Ese martes le miré especialmente los dedos para ver si tenía las uñas sucias, pero sólo noté sus manos ásperas, inmensas. Tenía un tatuaje negro en el antebrazo que se tensó cuando lo estiró para tomar la bolsa con hielo. Ese día no vi qué era.

El bidé de casa tenía agujeritos todo a lo largo del círculo oval para que saliera el agua y un agujero mayor en el centro, en la parte opuesta a los grifos. Siempre lo regulaba en ese modo porque detestaba el chorro central que salía disparado hacia arriba.

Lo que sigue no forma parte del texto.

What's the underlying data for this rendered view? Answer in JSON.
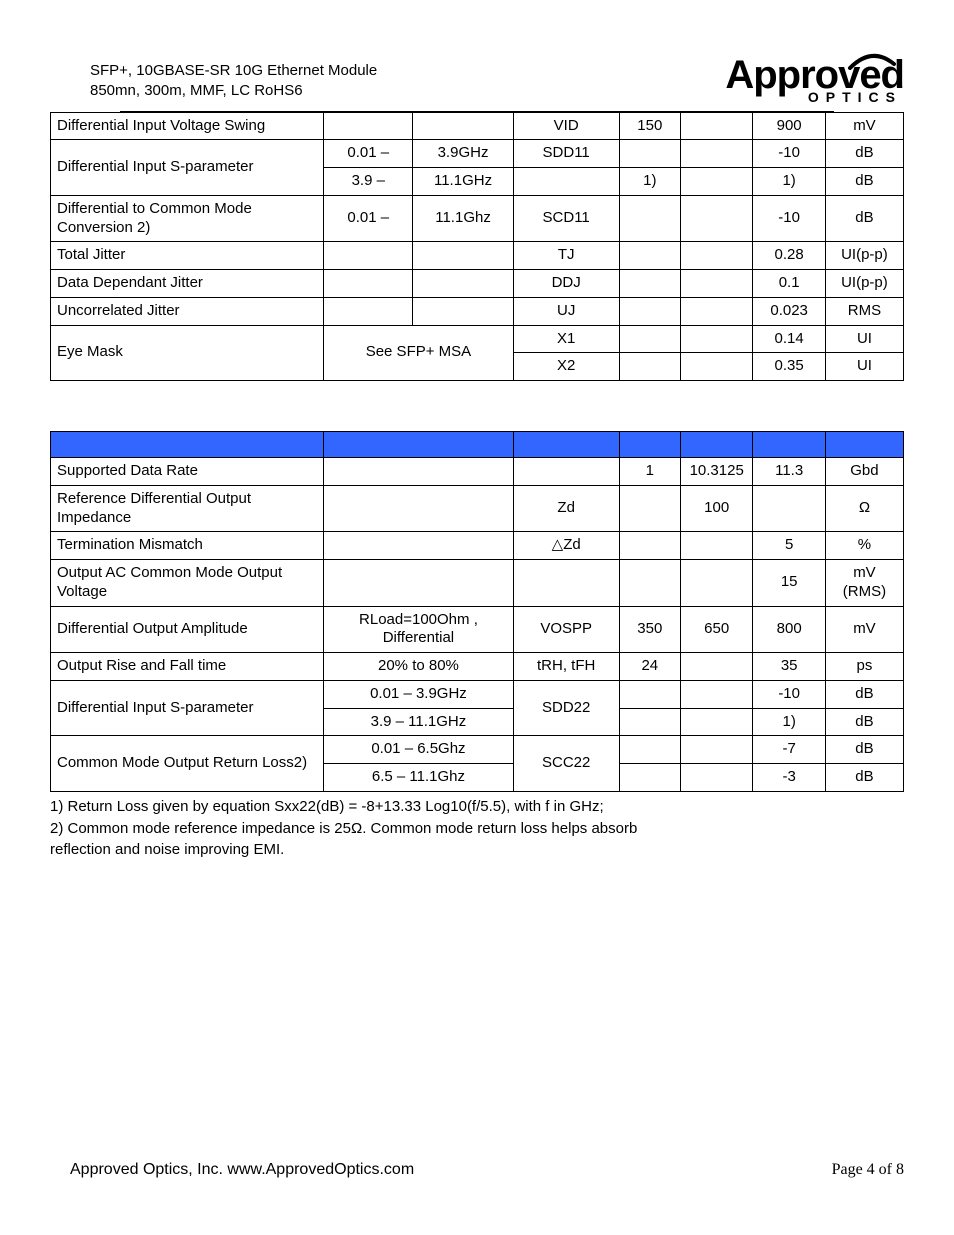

Estaba ahí sentada, lavándome y pensando. Comúnmente cuando me sentaba en el bidé pensaba en que me habían enseñado a ponerme de frente a la grifería y yo en cambio lo hacía de espaldas, para no mirar la pared y por miedo a caerme hacia atrás. Siempre creí que era el artefacto el que estaba al revés. “Feliz cumpleaños atrasado” había dicho el Óscar cuando le entregué el hielo hacía minutos. Todo podía venir con retraso pero iba a llegar. Me hizo el efecto de haber bailado el vals.

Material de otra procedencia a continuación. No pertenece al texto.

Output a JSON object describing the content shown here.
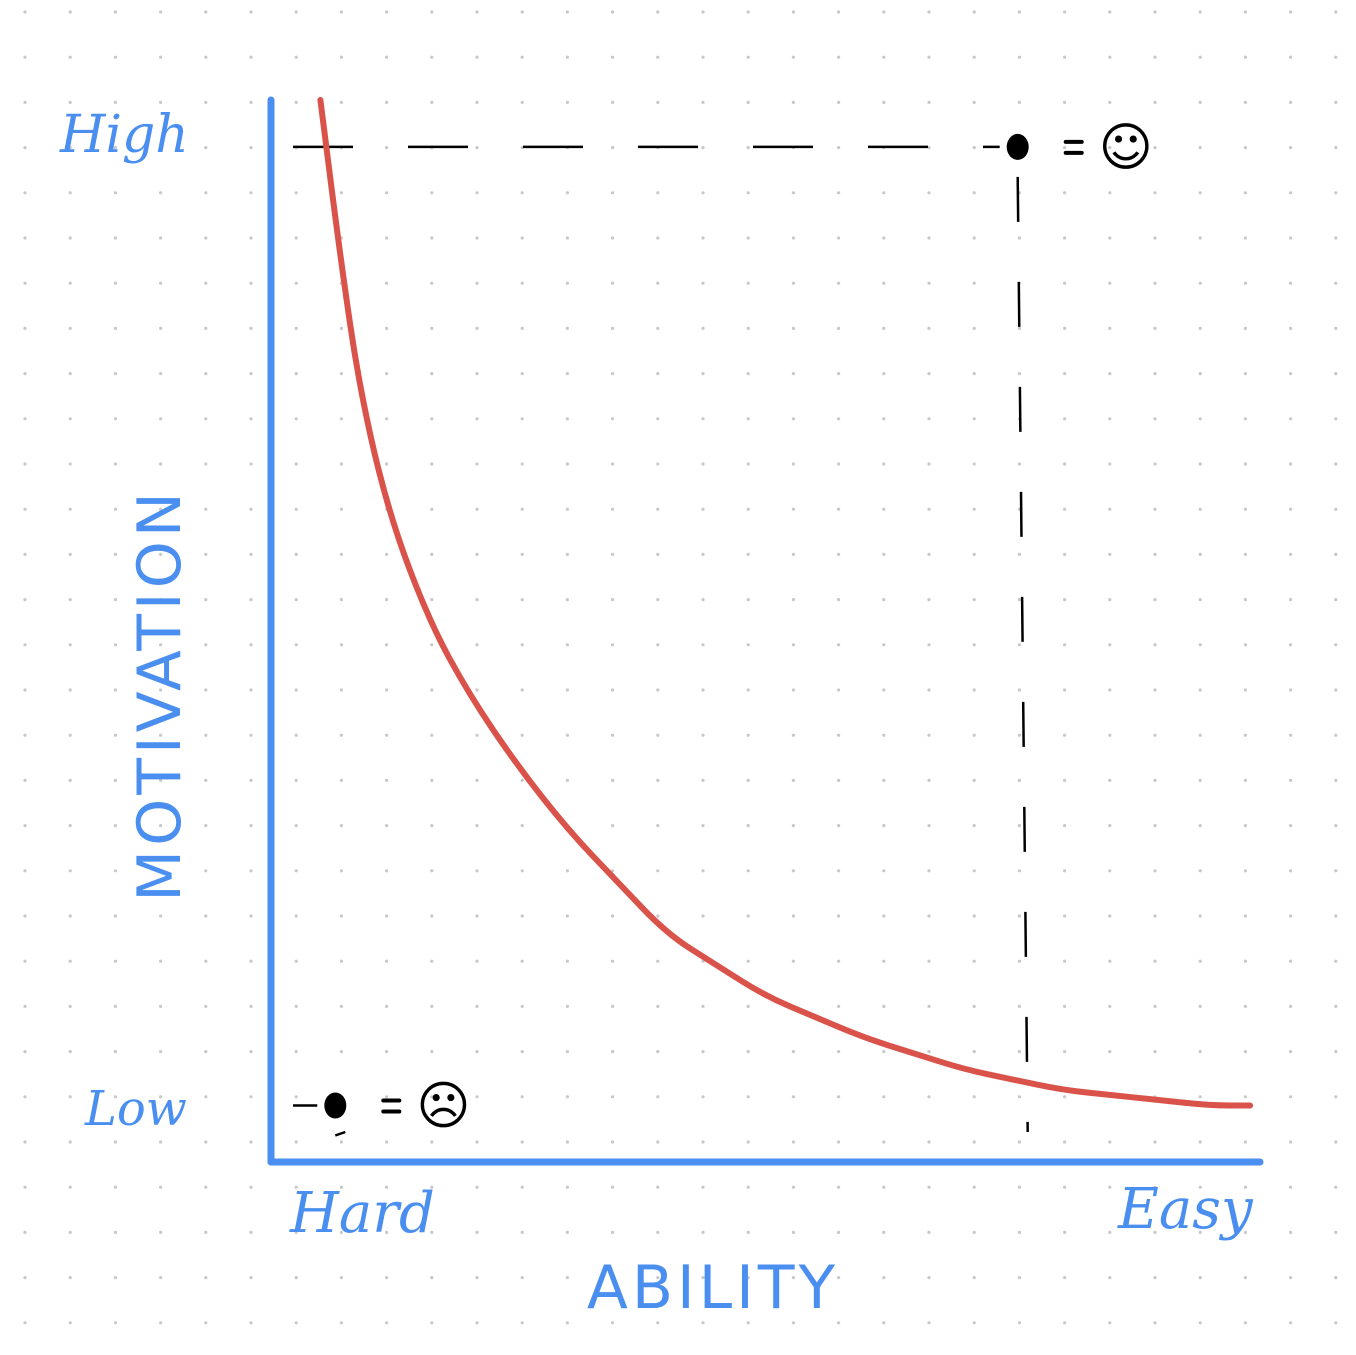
{
  "chart_data": {
    "type": "line",
    "xlabel": "ABILITY",
    "ylabel": "MOTIVATION",
    "x_tick_labels": [
      "Hard",
      "Easy"
    ],
    "y_tick_labels": [
      "Low",
      "High"
    ],
    "xlim": [
      0,
      1
    ],
    "ylim": [
      0,
      1
    ],
    "grid": "dotted",
    "series": [
      {
        "color": "#d9534a",
        "x": [
          0.05,
          0.07,
          0.09,
          0.12,
          0.16,
          0.2,
          0.25,
          0.3,
          0.35,
          0.4,
          0.45,
          0.5,
          0.55,
          0.6,
          0.65,
          0.7,
          0.75,
          0.8,
          0.85,
          0.9,
          0.95,
          0.99
        ],
        "y": [
          1.0,
          0.85,
          0.72,
          0.6,
          0.5,
          0.43,
          0.36,
          0.3,
          0.25,
          0.2,
          0.17,
          0.14,
          0.12,
          0.1,
          0.085,
          0.07,
          0.06,
          0.05,
          0.045,
          0.04,
          0.035,
          0.035
        ]
      }
    ],
    "annotations": [
      {
        "point": [
          0.755,
          0.955
        ],
        "label": "☺",
        "style": "dashed-guides"
      },
      {
        "point": [
          0.065,
          0.035
        ],
        "label": "☹",
        "style": "dashed-guides"
      }
    ],
    "colors": {
      "axis": "#4a8ff0",
      "curve": "#d9534a",
      "guide": "#000000",
      "grid_dot": "#c8c8c8"
    }
  }
}
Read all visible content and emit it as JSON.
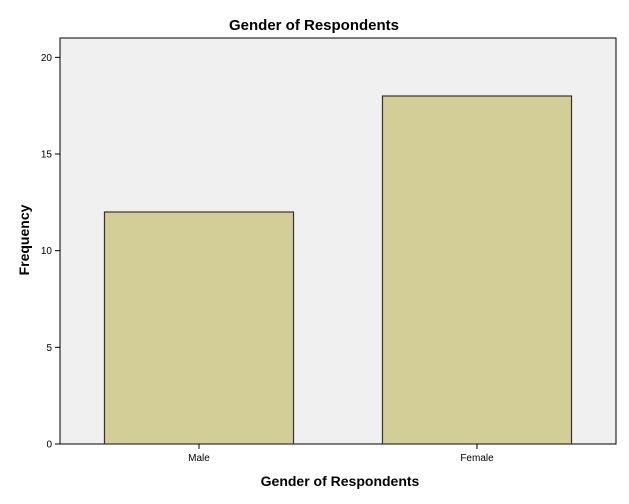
{
  "chart_data": {
    "type": "bar",
    "title": "Gender of Respondents",
    "xlabel": "Gender of Respondents",
    "ylabel": "Frequency",
    "categories": [
      "Male",
      "Female"
    ],
    "values": [
      12,
      18
    ],
    "ylim": [
      0,
      21
    ],
    "yticks": [
      0,
      5,
      10,
      15,
      20
    ],
    "grid": false,
    "colors": {
      "plot_background": "#f0f0f0",
      "bar_fill": "#d3ce98",
      "bar_stroke": "#333333",
      "axis": "#000000"
    }
  }
}
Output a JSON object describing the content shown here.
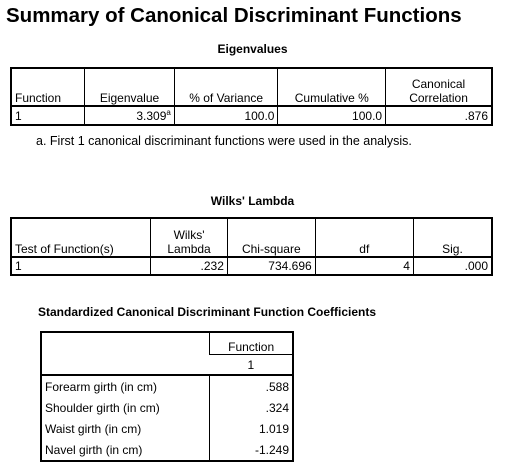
{
  "title": "Summary of Canonical Discriminant Functions",
  "eigenvalues": {
    "title": "Eigenvalues",
    "headers": [
      "Function",
      "Eigenvalue",
      "% of Variance",
      "Cumulative %",
      "Canonical Correlation"
    ],
    "canonical_header_line1": "Canonical",
    "canonical_header_line2": "Correlation",
    "row": {
      "function": "1",
      "eigenvalue": "3.309",
      "eigenvalue_mark": "a",
      "pct_variance": "100.0",
      "cumulative": "100.0",
      "canonical_correlation": ".876"
    },
    "footnote_mark": "a.",
    "footnote": "First 1 canonical discriminant functions were used in the analysis."
  },
  "wilks": {
    "title": "Wilks' Lambda",
    "headers": [
      "Test of Function(s)",
      "Wilks' Lambda",
      "Chi-square",
      "df",
      "Sig."
    ],
    "lambda_line1": "Wilks'",
    "lambda_line2": "Lambda",
    "row": {
      "test": "1",
      "lambda": ".232",
      "chi_square": "734.696",
      "df": "4",
      "sig": ".000"
    }
  },
  "standardized": {
    "title": "Standardized Canonical Discriminant Function Coefficients",
    "function_header": "Function",
    "function_number": "1",
    "rows": [
      {
        "label": "Forearm girth (in cm)",
        "value": ".588"
      },
      {
        "label": "Shoulder girth (in cm)",
        "value": ".324"
      },
      {
        "label": "Waist girth (in cm)",
        "value": "1.019"
      },
      {
        "label": "Navel girth (in cm)",
        "value": "-1.249"
      }
    ]
  }
}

Entonces sentí algo rozándome el muslo en la entrepierna, como si el jabón de glicerina se hubiera deslizado por ella, pero el jabón estaba en mi mano. A veces eran las ondas del agua cuando la grifería seguía abierta. No me había dado tiempo de ver la dentadura de Óscar, si estaba buena o completa; yo tenía un tema con las dentaduras. Lo había visto fumando y parecía atractivo envuelto en humo. El agua se enfría rápidamente en un bidé. Me fui a levantar y creí verla. Vi la sombra y el movimiento encorvado del agua. Fue la imagen del Óscar de vaqueros rotos y fumando para mí en un horizonte cercano lo que me impidió desmayarme. Grité “mamá” con todas mis fuerzas. Del cuarto de costura al baño eran dos pasos. Mamá pensó que me había resbalado en la bañera. Siempre me decían que si me iba a bañar no cerrara por dentro. Pero si uno no cerraba cuando estaba desnudo qué sentido tenía.

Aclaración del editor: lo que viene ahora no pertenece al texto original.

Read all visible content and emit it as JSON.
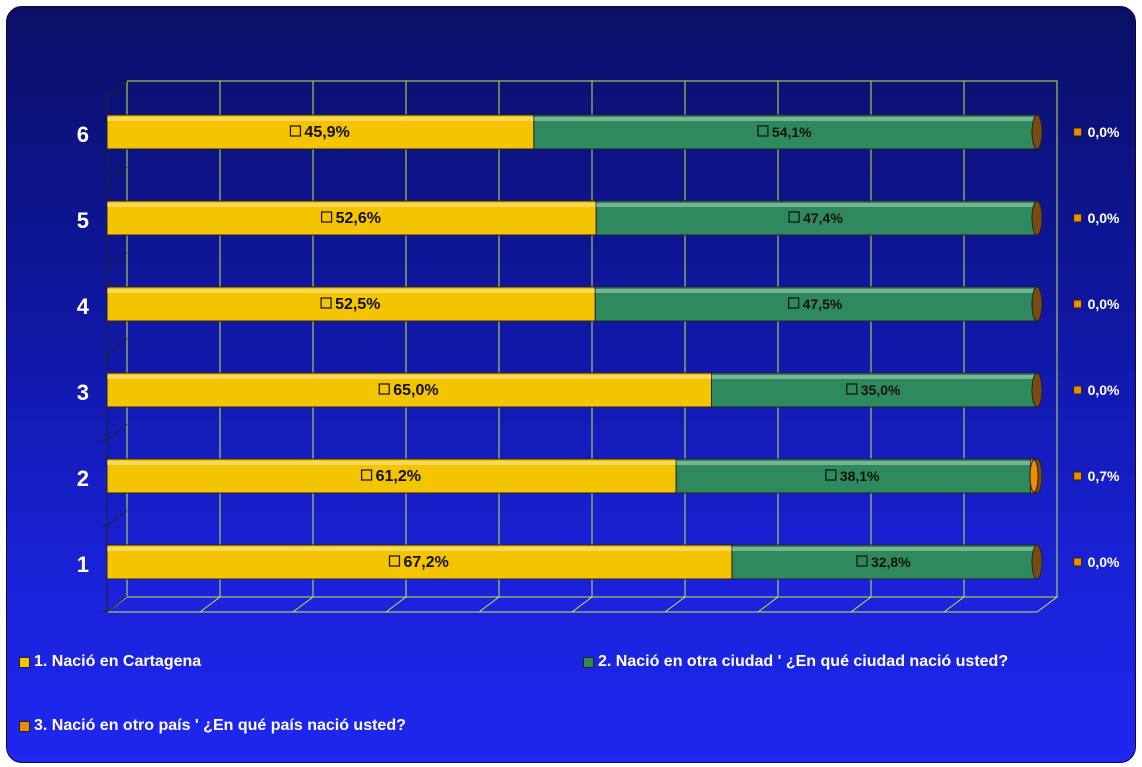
{
  "chart_data": {
    "type": "bar",
    "orientation": "horizontal",
    "stacked": true,
    "percent_stacked": true,
    "categories": [
      "1",
      "2",
      "3",
      "4",
      "5",
      "6"
    ],
    "series": [
      {
        "name": "1. Nació en Cartagena",
        "color": "#f5c400",
        "values": [
          67.2,
          61.2,
          65.0,
          52.5,
          52.6,
          45.9
        ],
        "labels": [
          "67,2%",
          "61,2%",
          "65,0%",
          "52,5%",
          "52,6%",
          "45,9%"
        ]
      },
      {
        "name": "2. Nació en otra ciudad ' ¿En qué ciudad nació usted?",
        "color": "#2e8a5c",
        "values": [
          32.8,
          38.1,
          35.0,
          47.5,
          47.4,
          54.1
        ],
        "labels": [
          "32,8%",
          "38,1%",
          "35,0%",
          "47,5%",
          "47,4%",
          "54,1%"
        ]
      },
      {
        "name": "3. Nació en otro país  ' ¿En qué país nació usted?",
        "color": "#f08a00",
        "values": [
          0.0,
          0.7,
          0.0,
          0.0,
          0.0,
          0.0
        ],
        "labels": [
          "0,0%",
          "0,7%",
          "0,0%",
          "0,0%",
          "0,0%",
          "0,0%"
        ]
      }
    ],
    "xlim": [
      0,
      100
    ],
    "grid": true,
    "legend_position": "bottom"
  }
}
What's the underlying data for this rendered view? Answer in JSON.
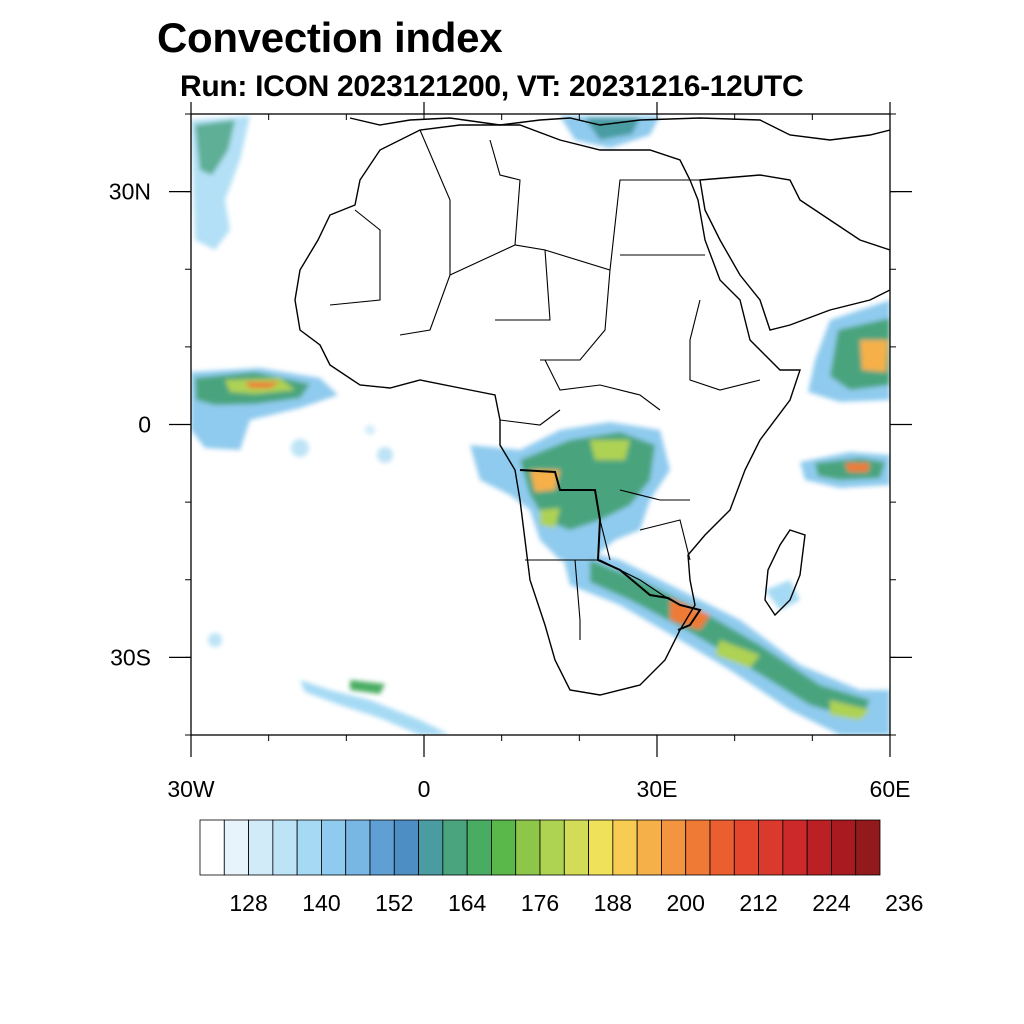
{
  "title": "Convection index",
  "subtitle": "Run: ICON 2023121200,  VT: 20231216-12UTC",
  "map": {
    "lat_ticks": [
      {
        "lat": 30,
        "label": "30N"
      },
      {
        "lat": 0,
        "label": "0"
      },
      {
        "lat": -30,
        "label": "30S"
      }
    ],
    "lon_ticks": [
      {
        "lon": -30,
        "label": "30W"
      },
      {
        "lon": 0,
        "label": "0"
      },
      {
        "lon": 30,
        "label": "30E"
      },
      {
        "lon": 60,
        "label": "60E"
      }
    ],
    "extent": {
      "lon_min": -30,
      "lon_max": 60,
      "lat_min": -40,
      "lat_max": 40
    }
  },
  "colorbar": {
    "colors": [
      "#ffffff",
      "#e8f4fc",
      "#d2ebf8",
      "#bde3f6",
      "#a6daf4",
      "#8fcbee",
      "#78b7e4",
      "#5f9fd4",
      "#4d8fc4",
      "#4a9ca2",
      "#4aa47e",
      "#48ad62",
      "#5ab84a",
      "#8ec64a",
      "#aed252",
      "#d2dc56",
      "#efe25a",
      "#f8cc52",
      "#f5b04a",
      "#f39540",
      "#ef7a36",
      "#eb5e30",
      "#e3462c",
      "#d93a2c",
      "#cc2a2a",
      "#bb2024",
      "#a81a20",
      "#931a1c"
    ],
    "tick_labels": [
      "128",
      "140",
      "152",
      "164",
      "176",
      "188",
      "200",
      "212",
      "224",
      "236"
    ]
  }
}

Hay una víbora en el bidé, le dije. A mamá la impresionaban las víboras. Venían del pantano y las veíamos a veces entre los maizales de la quinta, o en el gallinero, o encaramadas a la parra. Pero nunca adentro de casa. Lo imaginaste, me dijo. Podía ser. Dudé un instante y en casa dudar era un problema, era borrar con el codo lo escrito con la mano. Dejate de hacerme perder el tiempo, y se dio vuelta para irse. Le tironeé del vestido, un batón gastado, de entrecasa, y le juré que la había visto. ¡No jures en vano! Con el tiempo sabría que mi madre no era tan religiosa como parecía. Comencé a llorar a gritos y mi padre se levantó y vino a ver qué pasaba. Entró de mal talante y a medio vestir y me ordenó callarme. Mi padre solía pensar que las cosas no ocurrían sino que se las hacían a él. Dice que vio una víbora en el bidé, dijo mi madre. Él preguntó si dejamos las puertas abiertas. No. Preguntó si me picó. Le iba a aclarar que no pican pero mamá me miró y contestó antes. No. ¿La viste nadando?, me preguntó con sorna. La vio meterse en el agujerito, dijo mamá. Entonces él se rio como el padre de Yeny. Se agachó sobre el bidé, lo inspeccionó por todos lados, miró a mi madre como si la hubiera dejado atrás hacía tiempo y sólo comprobara que seguía ahí y me estampó en la cara toda su mano derecha. Si me volvés a interrumpir la siesta te mato, fue su última reflexión.

Me hice pichí encima, hacía más de un año que no me pasaba.

Mamá mojó el trapo rejilla y lo pasó con la escoba por todo el piso, moviendo de lugar la bacinilla que vaciaba cada mañana. Arrastró pelos, bichos bolita y restos de una piel extraña. Me miró como volviendo de un largo viaje que la hubiera rejuvenecido y fuimos hasta la cocina. Pusimos al fuego las dos ollas grandes llenas de agua. Tapamos el bidé, abrimos el agua caliente y volcamos también el agua hirviendo y esperamos.

Medía unos treinta centímetros. Mamá la izó muerta atravesándola con un tenedor de parrilla y en ese momento la luz de la claraboya la iluminó, temblorosa y aguada, y fue la cosa más irisada y bella que había visto en mi vida.

No se habló más del asunto. Óscar no volvió a pedir hielo, pero aún lo vería muchas veces.